Gap locks are the sneakiest source of deadlocks. Under REPEATABLE READ (MySQL's default), InnoDB locks gaps between index values to prevent phantom reads. Two transactions inserting into the same gap can deadlock even though they're inserting different rows. If you see deadlocks on INSERT statements with no obvious row overlap, gap locks are almost certainly the cause. Switching to READ COMMITTED isolation eliminates gap locks but requires understanding the phantom read implications for your application.
By Bikram Nath · Curator · Updated June 2026
Frequently asked questions
Is a deadlock a bug or normal behavior?
Both. Occasional deadlocks under high concurrency are normal and expected — that's why retry logic exists. But frequent deadlocks (multiple per minute) indicate a lock ordering problem or overly broad transactions that should be fixed at the application level. Treat frequent deadlocks as a performance bug.
How is a deadlock different from a lock wait timeout?

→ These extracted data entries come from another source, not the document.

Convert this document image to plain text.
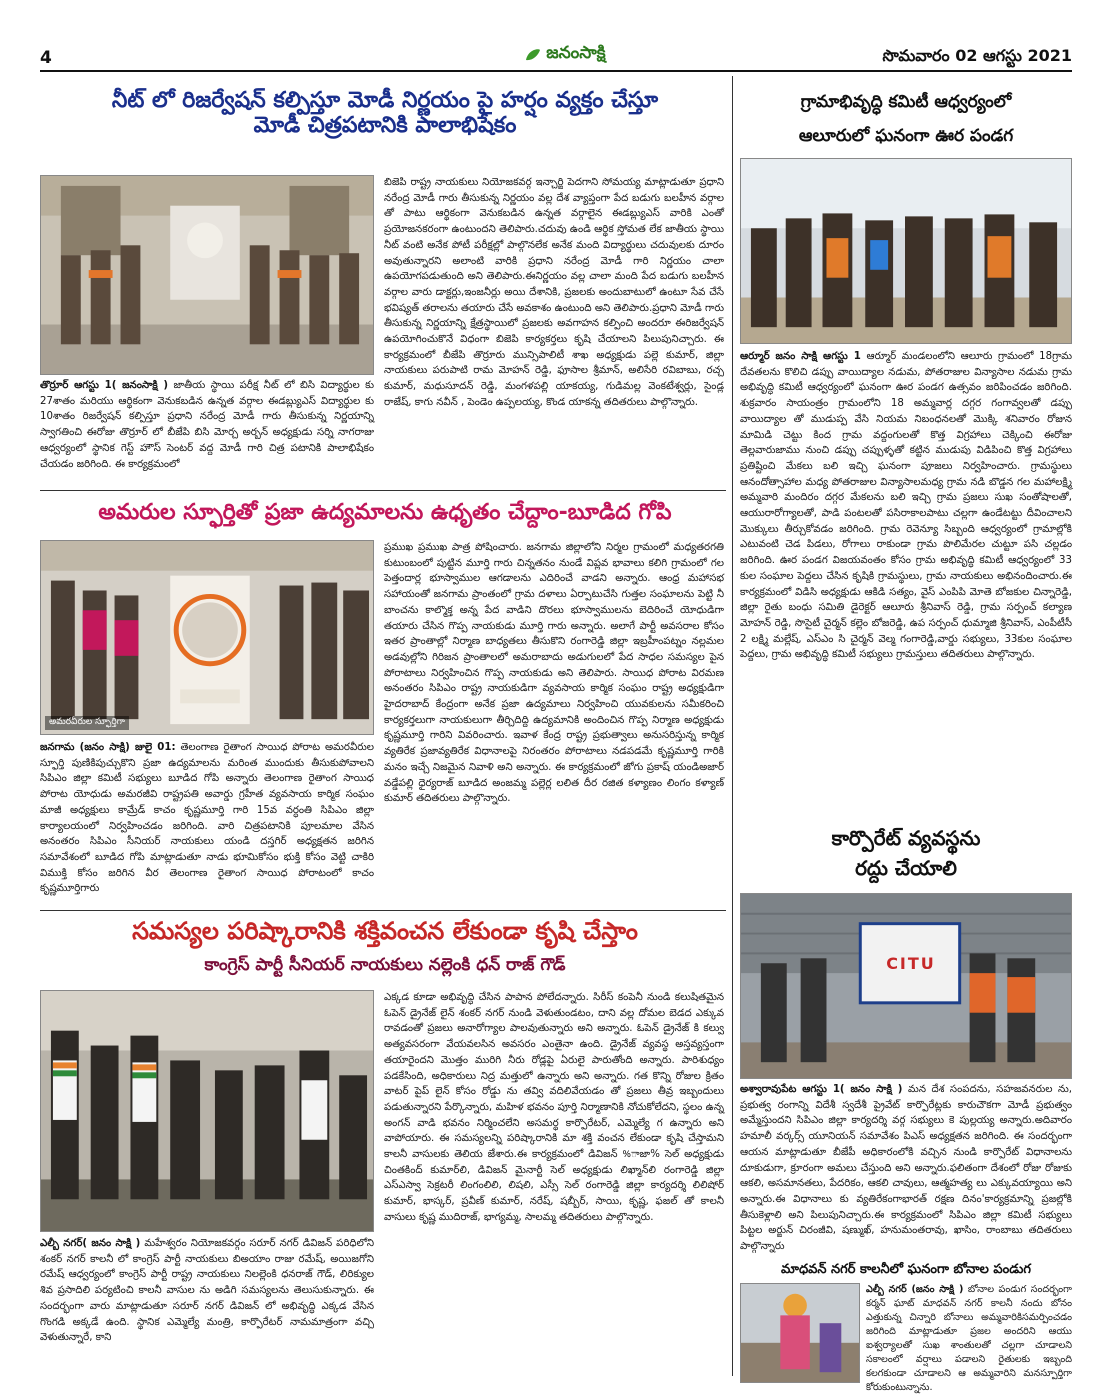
4	జనంసాక్షి	సొమవారం 02 ఆగస్టు 2021
నీట్ లో రిజర్వేషన్ కల్పిస్తూ మోడీ నిర్ణయం పై హర్షం వ్యక్తం చేస్తూ
మోడీ చిత్రపటానికి పాలాభిషేకం
తొర్రూర్ ఆగస్టు 1( జనంసాక్షి ) జాతీయ స్థాయి పరీక్ష నీట్ లో బిసి విద్యార్థుల కు 27శాతం మరియు ఆర్థికంగా వెనుకబడిన ఉన్నత వర్గాల ఈడబ్ల్యుఎస్ విద్యార్థుల కు 10శాతం రిజర్వేషన్ కల్పిస్తూ ప్రధాని నరేంద్ర మోడీ గారు తీసుకున్న నిర్ణయాన్ని స్వాగతించి ఈరోజు తొర్రూర్ లో బీజేపి బిసి మోర్చ అర్బన్ అధ్యక్షుడు సర్ని నాగరాజు ఆధ్వర్యంలో స్థానిక గెస్ట్ హౌస్ సెంటర్ వద్ద మోడీ గారి చిత్ర పటానికి పాలాభిషేకం చేయడం జరిగింది. ఈ కార్యక్రమంలో
బిజెపి రాష్ట్ర నాయకులు నియోజకవర్గ ఇన్చార్జి పెదగాని సోమయ్య మాట్లాడుతూ ప్రధాని నరేంద్ర మోడీ గారు తీసుకున్న నిర్ణయం వల్ల దేశ వ్యాప్తంగా పేద బడుగు బలహీన వర్గాల తో పాటు ఆర్థికంగా వెనుకబడిన ఉన్నత వర్గాలైన ఈడబ్ల్యుఎస్ వారికి ఎంతో ప్రయోజనకరంగా ఉంటుందని తెలిపారు.చదువు ఉండి ఆర్థిక స్తోమత లేక జాతీయ స్థాయి నీట్ వంటి అనేక పోటీ పరీక్షల్లో పాల్గొనలేక అనేక మంది విద్యార్థులు చదువులకు దూరం అవుతున్నారని అలాంటి వారికి ప్రధాని నరేంద్ర మోడీ గారి నిర్ణయం చాలా ఉపయోగపడుతుంది అని తెలిపారు.ఈనిర్ణయం వల్ల చాలా మంది పేద బడుగు బలహీన వర్గాల వారు డాక్టర్లు,ఇంజనీర్లు అయి దేశానికి, ప్రజలకు అందుబాటులో ఉంటూ సేవ చేసే భవిష్యత్ తరాలను తయారు చేసే అవకాశం ఉంటుంది అని తెలిపారు.ప్రధాని మోడీ గారు తీసుకున్న నిర్ణయాన్ని క్షేత్రస్థాయిలో ప్రజలకు అవగాహన కల్పించి అందరూ ఈరిజర్వేషన్ ఉపయోగించుకొనే విధంగా బిజెపి కార్యకర్తలు కృషి చేయాలని పిలుపునిచ్చారు. ఈ కార్యక్రమంలో బీజేపి తొర్రూరు మున్సిపాలిటీ శాఖ అధ్యక్షుడు పల్లె కుమార్, జిల్లా నాయకులు పరుపాటి రామ మోహన్ రెడ్డి, ఫూసాల శ్రీమాన్, అలిసేరి రవిబాబు, రచ్చ కుమార్, మధుసూదన్ రెడ్డి, మంగళపల్లి యాకయ్య, గుడిమల్ల వెంకటేశ్వర్లు, సైండ్ల రాజేష్, కాగు నవీన్ , పెండెం ఉప్పలయ్య, కొండ యాకన్న తదితరులు పాల్గొన్నారు.
గ్రామాభివృద్ధి కమిటీ ఆధ్వర్యంలో
ఆలూరులో ఘనంగా ఊర పండగ
ఆర్మూర్ జనం సాక్షి ఆగస్టు 1 ఆర్మూర్ మండలంలోని ఆలూరు గ్రామంలో 18గ్రామ దేవతలను కొలిచి డప్పు వాయిద్యాల నడుమ, పోతరాజుల విన్యాసాల నడుమ గ్రామ అభివృద్ధి కమిటీ ఆధ్వర్యంలో ఘనంగా ఊర పండగ ఉత్సవం జరిపించడం జరిగింది. శుక్రవారం సాయంత్రం గ్రామంలోని 18 అమ్మవార్ల దగ్గర గంగావ్వలతో డప్పు వాయిద్యాల తో ముడుప్ప వేసి నియమ నిబంధనలతో మొక్కి శనివారం రోజున మామిడి చెట్టు కింద గ్రామ వద్దంగులతో కొత్త విగ్రహాలు చెక్కించి ఈరోజు తెల్లవారుజాము నుంచి డప్పు చప్పుళ్ళతో కట్టిన ముడుపు విడిపించి కొత్త విగ్రహాలు ప్రతిష్టించి మేకలు బలి ఇచ్చి ఘనంగా పూజలు నిర్వహించారు. గ్రామస్థులు ఆనందోత్సాహాల మధ్య పోతరాజుల విన్యాసాలమధ్య గ్రామ నడి బొడ్డన గల మహాలక్ష్మి అమ్మవారి మందిరం దగ్గర మేకలను బలి ఇచ్చి గ్రామ ప్రజలు సుఖ సంతోషాలతో, ఆయురారోగ్యాలతో, పాడి పంటలతో పసిరాకాలపాటు చల్లగా ఉండేటట్టు దీవించాలని మొక్కులు తీర్చుకోవడం జరిగింది. గ్రామ రెవెన్యూ సిబ్బంది ఆధ్వర్యంలో గ్రామాల్లోకి ఎటువంటి చెడ పిడలు, రోగాలు రాకుండా గ్రామ పొలిమేరల చుట్టూ పసి చల్లడం జరిగింది. ఊర పండగ విజయవంతం కోసం గ్రామ అభివృద్ధి కమిటీ ఆధ్వర్యంలో 33 కుల సంఘాల పెద్దలు చేసిన కృషికి గ్రామస్థులు, గ్రామ నాయకులు అభినందించారు.ఈ కార్యక్రమంలో విడిసి అధ్యక్షుడు ఆకిడి సత్యం, వైస్ ఎంపిపి మోతె బోజకుల చిన్నారెడ్డి, జిల్లా రైతు బంధు సమితి డైరెక్టర్ ఆలూరు శ్రీనివాస్ రెడ్డి, గ్రామ సర్పంచ్ కల్యాణ మోహన్ రెడ్డి, సొసైటీ చైర్మన్ కల్లెం బోజరెడ్డి, ఉప సర్పంచ్ ధుమ్మాజి శ్రీనివాస్, ఎంపీటీసీ 2 లక్ష్మి మల్లేష్, ఎస్ఎం సి చైర్మన్ వెల్మ గంగారెడ్డి,వార్డు సభ్యులు, 33కుల సంఘాల పెద్దలు, గ్రామ అభివృద్ధి కమిటీ సభ్యులు గ్రామస్తులు తదితరులు పాల్గొన్నారు.
అమరుల స్ఫూర్తితో ప్రజా ఉద్యమాలను ఉధృతం చేద్దాం-బూడిద గోపి
అమరవీరుల స్ఫూర్తిగా
జనగామ (జనం సాక్షి) జులై 01: తెలంగాణ రైతాంగ సాయిధ పోరాట అమరవీరుల స్ఫూర్తి పుణికిపుచ్చుకొని ప్రజా ఉద్యమాలను మరింత ముందుకు తీసుకుపోవాలని సిపిఎం జిల్లా కమిటీ సభ్యులు బూడిద గోపి అన్నారు తెలంగాణ రైతాంగ సాయిధ పోరాట యోధుడు అమరజీవి రాష్ట్రపతి అవార్డు గ్రహీత వ్యవసాయ కార్మిక సంఘం మాజీ అధ్యక్షులు కామ్రేడ్ కాచం కృష్ణమూర్తి గారి 15వ వర్ధంతి సిపిఎం జిల్లా కార్యాలయంలో నిర్వహించడం జరిగింది. వారి చిత్రపటానికి పూలమాల వేసిన అనంతరం సిపిఎం సీనియర్ నాయకులు యండి దస్తగిర్ అధ్యక్షతన జరిగిన సమావేశంలో బూడిద గోపి మాట్లాడుతూ నాడు భూమికోసం భుక్తి కోసం వెట్టి చాకిరి విముక్తి కోసం జరిగిన వీర తెలంగాణ రైతాంగ సాయిధ పోరాటంలో కాచం కృష్ణమూర్తిగారు
ప్రముఖ ప్రముఖ పాత్ర పోషించారు. జనగామ జిల్లాలోని నిర్మల గ్రామంలో మధ్యతరగతి కుటుంబంలో పుట్టిన మూర్తి గారు చిన్నతనం నుండే విప్లవ భావాలు కలిగి గ్రామంలో గల పెత్తందార్ల భూస్వాముల ఆగడాలను ఎదిరించే వాడని అన్నారు. ఆంధ్ర మహాసభ సహాయంతో జనగామ ప్రాంతంలో గ్రామ దళాలు ఏర్పాటుచేసి గుత్తల సంఘాలను పెట్టి నీ బాంచను కాల్మొక్త అన్న పేద వాడిని దొరలు భూస్వాములను బెదిరించే యోధుడిగా తయారు చేసిన గొప్ప నాయకుడు మూర్తి గారు అన్నారు. అలాగే పార్టీ అవసరాల కోసం ఇతర ప్రాంతాల్లో నిర్మాణ బాధ్యతలు తీసుకొని రంగారెడ్డి జిల్లా ఇబ్రహీంపట్నం నల్లమల అడవుల్లోని గిరిజన ప్రాంతాలలో అమరాబాదు అడుగులలో పేద సాధల సమస్యల పైన పోరాటాలు నిర్వహించిన గొప్ప నాయకుడు అని తెలిపారు. సాయిధ పోరాట విరమణ అనంతరం సిపిఎం రాష్ట్ర నాయకుడిగా వ్యవసాయ కార్మిక సంఘం రాష్ట్ర అధ్యక్షుడిగా హైదరాబాద్ కేంద్రంగా అనేక ప్రజా ఉద్యమాలు నిర్వహించి యువకులను సమీకరించి కార్యకర్తలుగా నాయకులుగా తీర్చిదిద్ది ఉద్యమానికి అందించిన గొప్ప నిర్మాణ అధ్యక్షుడు కృష్ణమూర్తి గారిని వివరించారు. ఇవాళ కేంద్ర రాష్ట్ర ప్రభుత్వాలు అనుసరిస్తున్న కార్మిక వ్యతిరేక ప్రజావ్యతిరేక విధానాలపై నిరంతరం పోరాటాలు నడపడమే కృష్ణమూర్తి గారికి మనం ఇచ్చే నిజమైన నివాళి అని అన్నారు. ఈ కార్యక్రమంలో జోగు ప్రకాష్ యండిఅజార్ వడ్డేపల్లి ధైర్యరాజ్ బూడిద అంజమ్మ పల్లెర్ల లలిత దీర రజిత కళ్యాణం లింగం కళ్యాణ్ కుమార్ తదితరులు పాల్గొన్నారు.
కార్పొరేట్ వ్యవస్థను
రద్దు చేయాలి
CITU
అశ్వారావుపేట ఆగస్టు 1( జనం సాక్షి ) మన దేశ సంపదను, సహజవనరుల ను, ప్రభుత్వ రంగాన్ని విదేశీ స్వదేశీ ప్రైవేట్ కార్పొరేట్లకు కారుచౌకగా మోడీ ప్రభుత్వం అమ్మేస్తుందని సిపిఎం జిల్లా కార్యదర్శి వర్గ సభ్యులు కె పుల్లయ్య అన్నారు.అదివారం హమాలీ వర్కర్స్ యూనియన్ సమావేశం పిఎస్ అధ్యక్షతన జరిగింది. ఈ సందర్భంగా ఆయన మాట్లాడుతూ బీజేపీ అధికారంలోకి వచ్చిన నుండి కార్పొరేట్ విధానాలను దూకుడుగా, క్రూరంగా అమలు చేస్తుంది అని అన్నారు.ఫలితంగా దేశంలో రోజు రోజుకు ఆకలి, అసమానతలు, పేదరికం, ఆకలి చావులు, ఆత్మహత్య లు ఎక్కువయ్యాయి అని అన్నారు.ఈ విధానాలు కు వ్యతిరేకంగాభారత్ రక్షణ దినం'కార్యక్రమాన్ని ప్రజల్లోకి తీసుకెళ్లాలి అని పిలుపునిచ్చారు.ఈ కార్యక్రమంలో సిపిఎం జిల్లా కమిటీ సభ్యులు పిట్టల అర్జున్ చిరంజీవి, షణ్ముఖ్, హనుమంతరావు, ఖాసిం, రాంబాబు తదితరులు పాల్గొన్నారు
మాధవన్ నగర్ కాలనీలో ఘనంగా బోనాల పండుగ
ఎల్బీ నగర్ (జనం సాక్షి ) బోనాల పండుగ సందర్భంగా కర్మన్ ఘాట్ మాధవన్ నగర్ కాలనీ నందు బోనం ఎత్తుకున్న చిన్నారి బోనాలు అమ్మవారికిసమర్పించడం జరిగింది మాట్లాడుతూ ప్రజల అందరిని ఆయు ఐశ్వర్యాలతో సుఖ శాంతులతో చల్లగా చూడాలని సకాలంలో వర్షాలు పడాలని రైతులకు ఇబ్బంది కలగకుండా చూడాలని ఆ అమ్మవారిని మనస్పూర్తిగా కోరుకుంటున్నాను.
సమస్యల పరిష్కారానికి శక్తివంచన లేకుండా కృషి చేస్తాం
కాంగ్రెస్ పార్టీ సీనియర్ నాయకులు నల్లెంకి ధన్ రాజ్ గౌడ్
ఎల్బీ నగర్( జనం సాక్షి ) మహేశ్వరం నియోజకవర్గం సరూర్ నగర్ డివిజన్ పరిధిలోని శంకర్ నగర్ కాలనీ లో కాంగ్రెస్ పార్టీ నాయకులు బిఅయాం రాజు రమేష్, అయిజగోని రమేష్ ఆధ్వర్యంలో కాంగ్రెస్ పార్టీ రాష్ట్ర నాయకులు నిలల్లెంకి ధనరాజ్ గౌడ్, లిరిక్యుల శివ ప్రసాదిలి పర్యటించి కాలనీ వాసుల ను అడిగి సమస్యలను తెలుసుకున్నారు. ఈ సందర్భంగా వారు మాట్లాడుతూ సరూర్ నగర్ డివిజన్ లో అభివృద్ధి ఎక్కడ వేసిన గొంగడి అక్కడే ఉంది. స్థానిక ఎమ్మెల్యే మంత్రి, కార్పొరేటర్ నామమాత్రంగా వచ్చి వెళుతున్నారే, కాని
ఎక్కడ కూడా అభివృద్ధి చేసిన పాపాన పోలేదన్నారు. సిరీస్ కంపెనీ నుండి కలుషితమైన ఓపెన్ డ్రైనేజ్ లైన్ శంకర్ నగర్ నుండి వెళుతుండటం, దాని వల్ల దోమల బెడద ఎక్కువ రావడంతో ప్రజలు అనారోగ్యాల పాలవుతున్నారు అని అన్నారు. ఓపెన్ డ్రైనేజ్ కి కల్వు అత్యవసరంగా వేయవలసిన అవసరం ఎంతైనా ఉంది. డ్రైనేజ్ వ్యవస్థ అస్తవ్యస్తంగా తయారైందని మొత్తం మురిగి నీరు రోడ్లపై ఏరులై పారుతోంది అన్నారు. పారిశుధ్యం పడకేసింది, అధికారులు నిద్ర మత్తులో ఉన్నారు అని అన్నారు. గత కొన్ని రోజుల క్రితం వాటర్ పైప్ లైన్ కోసం రోడ్డు ను తవ్వి వదిలివేయడం తో ప్రజలు తీవ్ర ఇబ్బందులు పడుతున్నారని పేర్కొన్నారు, మహిళ భవనం పూర్తి నిర్మాణానికి నోచుకోలేదని, స్థలం ఉన్న అంగన్ వాడి భవనం నిర్మించలేని అసమర్థ కార్పొరేటర్, ఎమ్మెల్యే గ ఉన్నారు అని వాపోయారు. ఈ సమస్యలన్ని పరిష్కారానికి మా శక్తి వంచన లేకుండా కృషి చేస్తామని కాలనీ వాసులకు తెలియ జేశారు.ఈ కార్యక్రమంలో డివిజన్ %ాజా% సెల్ అధ్యక్షుడు చింతకింద్ కుమార్‌లి, డివిజన్ మైనార్టీ సెల్ అధ్యక్షుడు లిఖ్మాన్‌లి రంగారెడ్డి జిల్లా ఎస్ఎస్వా సెక్రటరీ లింగంలిలి, లిషలి, ఎస్సీ సెల్ రంగారెడ్డి జిల్లా కార్యదర్శి లిలిషోర్ కుమార్, భాస్కర్, ప్రవీణ్ కుమార్, నరేష్, షబ్బీర్, సాయి, కృష్ణ, ఫజల్ తో కాలనీ వాసులు కృష్ణ ముదిరాజ్, భాగ్యమ్మ, సాలమ్మ తదితరులు పాల్గొన్నారు.
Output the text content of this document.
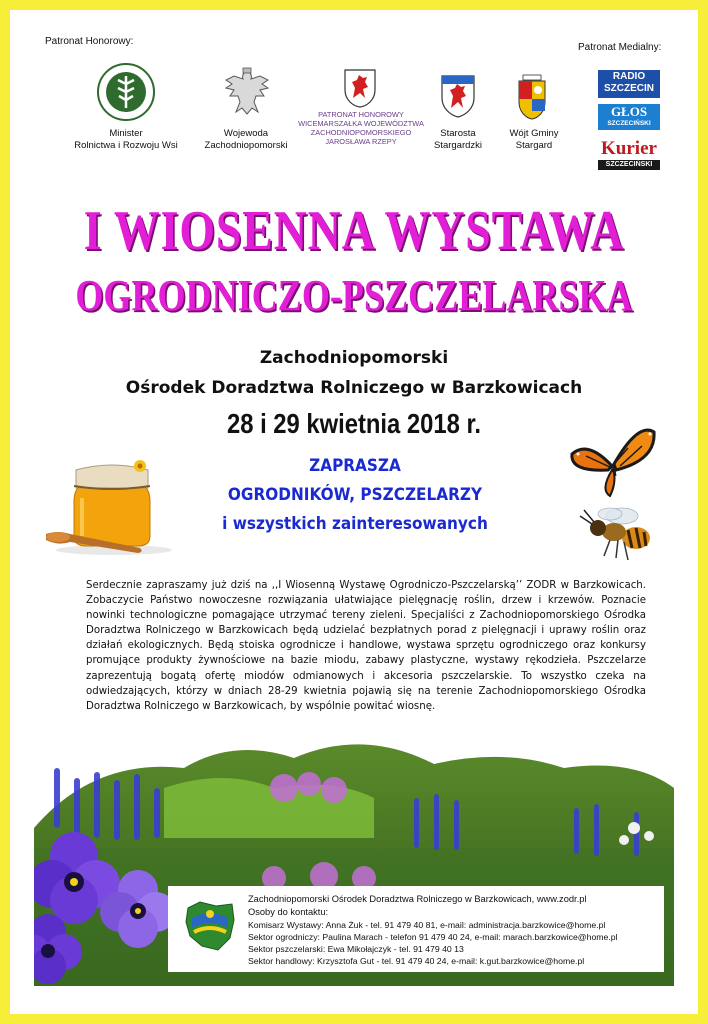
Patronat Honorowy:
Patronat Medialny:
Minister
Rolnictwa i Rozwoju Wsi
Wojewoda
Zachodniopomorski
PATRONAT HONOROWY
WICEMARSZAŁKA WOJEWÓDZTWA
ZACHODNIOPOMORSKIEGO
JAROSŁAWA RZEPY
Starosta
Stargardzki
Wójt Gminy
Stargard
RADIO
SZCZECIN
GŁOS
SZCZECIŃSKI
Kurier
SZCZECIŃSKI
I WIOSENNA WYSTAWA
OGRODNICZO-PSZCZELARSKA
Zachodniopomorski
Ośrodek Doradztwa Rolniczego w Barzkowicach
28 i 29 kwietnia 2018 r.
ZAPRASZA
OGRODNIKÓW, PSZCZELARZY
i wszystkich zainteresowanych
Serdecznie zapraszamy już dziś na ,,I Wiosenną Wystawę Ogrodniczo-Pszczelarską’’ ZODR w Barzkowicach. Zobaczycie Państwo nowoczesne rozwiązania ułatwiające pielęgnację roślin, drzew i krzewów. Poznacie nowinki technologiczne pomagające utrzymać tereny zieleni. Specjaliści z Zachodniopomorskiego Ośrodka Doradztwa Rolniczego w Barzkowicach będą udzielać bezpłatnych porad z pielęgnacji i uprawy roślin oraz działań ekologicznych. Będą stoiska ogrodnicze i handlowe, wystawa sprzętu ogrodniczego oraz konkursy promujące produkty żywnościowe na bazie miodu, zabawy plastyczne, wystawy rękodzieła. Pszczelarze zaprezentują bogatą ofertę miodów odmianowych i akcesoria pszczelarskie. To wszystko czeka na odwiedzających, którzy w dniach 28-29 kwietnia pojawią się na terenie Zachodniopomorskiego Ośrodka Doradztwa Rolniczego w Barzkowicach, by wspólnie powitać wiosnę.
Zachodniopomorski Ośrodek Doradztwa Rolniczego w Barzkowicach, www.zodr.pl
Osoby do kontaktu:
Komisarz Wystawy: Anna Żuk - tel. 91 479 40 81, e-mail: administracja.barzkowice@home.pl
Sektor ogrodniczy: Paulina Marach - telefon 91 479 40 24, e-mail: marach.barzkowice@home.pl
Sektor pszczelarski: Ewa Mikołajczyk - tel. 91 479 40 13
Sektor handlowy: Krzysztofa Gut - tel. 91 479 40 24, e-mail: k.gut.barzkowice@home.pl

A deadlock (error 1213) is a circular wait detected immediately by InnoDB's deadlock detector — resolution is instant. A lock wait timeout (error 1205) means a transaction waited for a lock held by another transaction for longer than innodb_lock_wait_timeout (default 50 seconds) without any circular dependency. Deadlock = instant detection and rollback. Lock wait timeout = slow detection after a long wait.
Can I prevent all deadlocks?
In theory, yes — if every transaction acquires locks in the exact same global order, deadlocks are impossible. In practice, this is extremely difficult to enforce across a large application. The pragmatic approach: use consistent lock ordering where possible, keep transactions short, and always implement retry logic for error 1213.